What was going on with Esme? What was going on with Pete Sunday? I promised myself I would call him first thing tomorrow.
Finally I lay back down, but I shook and sweated in my sheets. I slept and woke, exhausted. The house was dark and chilled. I didn’t dare go back to sleep. Yet, sleep overcame me, hauling me down. When I awakened in the dark, she was sitting in my chair near the window, her back to me. I could see her plainly in the silver light from the streetlamp. She didn’t turn around. “Thea,” she whispered. “Thea, you are the door.”
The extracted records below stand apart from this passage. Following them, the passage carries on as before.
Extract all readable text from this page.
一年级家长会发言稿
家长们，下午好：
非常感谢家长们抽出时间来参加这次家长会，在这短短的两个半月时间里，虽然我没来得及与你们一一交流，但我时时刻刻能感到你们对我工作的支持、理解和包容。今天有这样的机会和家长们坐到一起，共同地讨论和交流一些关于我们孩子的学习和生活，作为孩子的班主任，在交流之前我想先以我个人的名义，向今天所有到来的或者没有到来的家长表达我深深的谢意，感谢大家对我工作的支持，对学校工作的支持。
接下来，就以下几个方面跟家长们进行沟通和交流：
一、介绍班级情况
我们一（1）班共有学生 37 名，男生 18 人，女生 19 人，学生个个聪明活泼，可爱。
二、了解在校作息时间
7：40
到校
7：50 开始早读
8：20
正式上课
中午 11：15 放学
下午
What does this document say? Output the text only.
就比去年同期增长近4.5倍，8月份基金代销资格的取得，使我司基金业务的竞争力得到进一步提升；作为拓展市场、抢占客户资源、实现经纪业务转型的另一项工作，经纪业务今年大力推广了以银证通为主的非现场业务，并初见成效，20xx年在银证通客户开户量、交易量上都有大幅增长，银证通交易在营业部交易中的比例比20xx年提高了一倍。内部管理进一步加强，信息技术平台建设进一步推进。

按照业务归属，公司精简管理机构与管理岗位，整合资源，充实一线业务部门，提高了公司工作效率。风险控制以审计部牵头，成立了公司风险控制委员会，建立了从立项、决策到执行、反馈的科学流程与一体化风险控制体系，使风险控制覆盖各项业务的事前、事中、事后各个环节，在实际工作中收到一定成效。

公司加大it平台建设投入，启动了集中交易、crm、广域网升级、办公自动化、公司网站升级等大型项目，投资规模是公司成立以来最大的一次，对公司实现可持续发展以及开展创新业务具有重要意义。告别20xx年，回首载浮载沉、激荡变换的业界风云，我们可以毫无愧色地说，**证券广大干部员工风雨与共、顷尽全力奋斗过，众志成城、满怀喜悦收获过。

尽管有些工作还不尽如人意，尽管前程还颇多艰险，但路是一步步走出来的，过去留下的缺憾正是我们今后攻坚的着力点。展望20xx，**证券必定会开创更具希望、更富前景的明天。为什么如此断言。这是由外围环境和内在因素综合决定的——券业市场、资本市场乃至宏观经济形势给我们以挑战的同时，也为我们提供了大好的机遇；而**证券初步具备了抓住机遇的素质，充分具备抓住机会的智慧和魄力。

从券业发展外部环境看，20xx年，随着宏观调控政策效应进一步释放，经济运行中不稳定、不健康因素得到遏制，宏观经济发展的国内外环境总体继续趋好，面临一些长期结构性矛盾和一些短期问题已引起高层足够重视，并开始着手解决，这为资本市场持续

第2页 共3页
I snapped on my bedside lamp. Then, I stayed up the rest of the night, drinking so much tea and eating so much cinnamon toast that my stomach washed side to side like a water balloon when I walked.
When Jep came home, I climbed and clung to him, voracious, unable to wait even for him to shower the road off him. “What did I do right?” he asked me afterward, naked and streaked with new sweat.
“Don’t leave,” I pleaded. “Don’t go to any more camps. Don’t even go down to get a snack. I’ll bring you pie. I’ll bring you coffee. Stay up here, please. Remember when we were going to put a little refrigerator in our bathroom?”
“And then we decided it was too decadent?”
“Why did we decide that?”
“Because it is too decadent. We’re people with limits, Theaitsa.”
“Just stay by me.”
“What’s wrong tonight? What’s gotten into you? Not that I mind.”